Summarized on Variety SF[2]: " A serious accident victim is saved by transforming him into a cyborg. He begins to like the new body parts. Then he starts enjoying his new found power too much, & quickly becomes a monster. [...]"

So, cyborgization story, featuring prosthetics in the world of 2058, for which cf. and contrast such stories as F. Pohl's Man Plus and D. Knight's "Masks." Also deals with theme of machine takeover, as the cyborg prosthetics arguably "take over" the protagonist, and the protagonists intends with his super-powers to take over a lot: note protagonist's journal entry, late in the narrative,

A psychiatrist, talking from Earth, tried to convince me of the error of my ways. He said that the dreadful trauma had “obviously” unhinged me, and the cyborg augmentation, far from affecting [i.e., effecting] a cure, had made my mental derangement worse. [...]
I did take time to explain the fundamental errors in his way of thinking. He felt that I had quite literally lost my identity by losing my face and genitalia, and that I was at bottom a “good” person whose essential humanity had been perverted by physical and existential estrangement. Totally wrong. By his terms, what I actually am is an “evil” person whose true nature was revealed to himself by the lucky accident that released him from existential propinquity with the common herd.
And “evil” is the accurate word, not maladjusted or amoral or even criminal.
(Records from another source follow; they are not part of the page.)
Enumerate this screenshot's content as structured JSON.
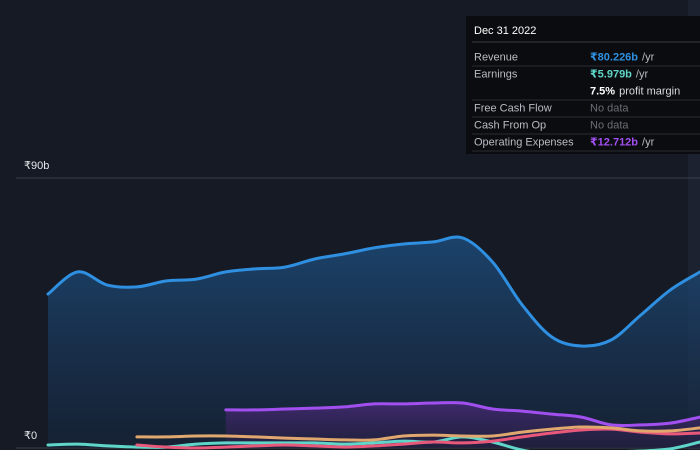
{
  "chart_data": {
    "type": "line",
    "categories": [
      null,
      null,
      null,
      null,
      null,
      null,
      null,
      null,
      null,
      null,
      null,
      null,
      null,
      null,
      null,
      null,
      null,
      null,
      null,
      null,
      null,
      null,
      null
    ],
    "ylim": [
      0,
      90
    ],
    "yticks": [
      {
        "value": 0,
        "label": "₹0"
      },
      {
        "value": 90,
        "label": "₹90b"
      }
    ],
    "grid": true,
    "series": [
      {
        "name": "Revenue",
        "color": "#2f8fe0",
        "area": true,
        "values": [
          51.3,
          58.7,
          54.3,
          53.7,
          55.7,
          56.3,
          58.7,
          59.7,
          60.3,
          63.0,
          64.7,
          66.7,
          68.0,
          68.7,
          70.0,
          62.0,
          47.7,
          37.0,
          34.0,
          36.0,
          44.3,
          52.7,
          58.7
        ]
      },
      {
        "name": "Earnings",
        "color": "#5fd6c9",
        "area": false,
        "values": [
          1.0,
          1.3,
          0.7,
          0.3,
          0.3,
          1.3,
          1.7,
          1.7,
          1.7,
          1.7,
          1.3,
          1.7,
          2.3,
          2.0,
          3.7,
          2.0,
          -0.7,
          -2.0,
          -2.0,
          -1.3,
          -1.0,
          -0.3,
          2.0
        ]
      },
      {
        "name": "Free Cash Flow",
        "color": "#e8587a",
        "area": false,
        "values": [
          null,
          null,
          null,
          1.0,
          0.3,
          0.0,
          0.3,
          0.7,
          1.0,
          0.7,
          0.3,
          0.7,
          1.3,
          2.0,
          1.7,
          2.3,
          3.7,
          5.0,
          6.0,
          6.3,
          5.3,
          4.7,
          5.0
        ]
      },
      {
        "name": "Cash From Op",
        "color": "#e0a86e",
        "area": false,
        "values": [
          null,
          null,
          null,
          3.7,
          3.7,
          4.0,
          4.0,
          3.7,
          3.3,
          3.0,
          2.7,
          2.7,
          4.0,
          4.3,
          4.0,
          4.0,
          5.3,
          6.3,
          7.0,
          6.7,
          5.7,
          5.7,
          6.7
        ]
      },
      {
        "name": "Operating Expenses",
        "color": "#a24ff0",
        "area": true,
        "values": [
          null,
          null,
          null,
          null,
          null,
          null,
          12.7,
          12.7,
          13.0,
          13.3,
          13.7,
          14.7,
          14.7,
          15.0,
          15.0,
          13.0,
          12.3,
          11.3,
          10.3,
          7.7,
          7.7,
          8.3,
          10.3
        ]
      }
    ],
    "tooltip": {
      "date": "Dec 31 2022",
      "rows": [
        {
          "value": "₹80.226b",
          "unit": "/yr"
        },
        {
          "value": "₹5.979b",
          "unit": "/yr"
        },
        {
          "value": "No data",
          "unit": null
        },
        {
          "value": "No data",
          "unit": null
        },
        {
          "value": "₹12.712b",
          "unit": "/yr"
        }
      ],
      "margin": {
        "value": "7.5%",
        "label": "profit margin"
      }
    }
  }
}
I am as evil by human standards as a human is evil by the standards of an animal raised for food, and the analogy is accurate. I will sacrifice humans not only for any survival but for comfort, curiosity, or entertainment. I will allow to live anyone who doesn’t bother me, and reward generously those who help."

Decorously for the Playboy venue, deals seriously with issues of male sexuality, and not just in terms of any Freudian "castration anxiety."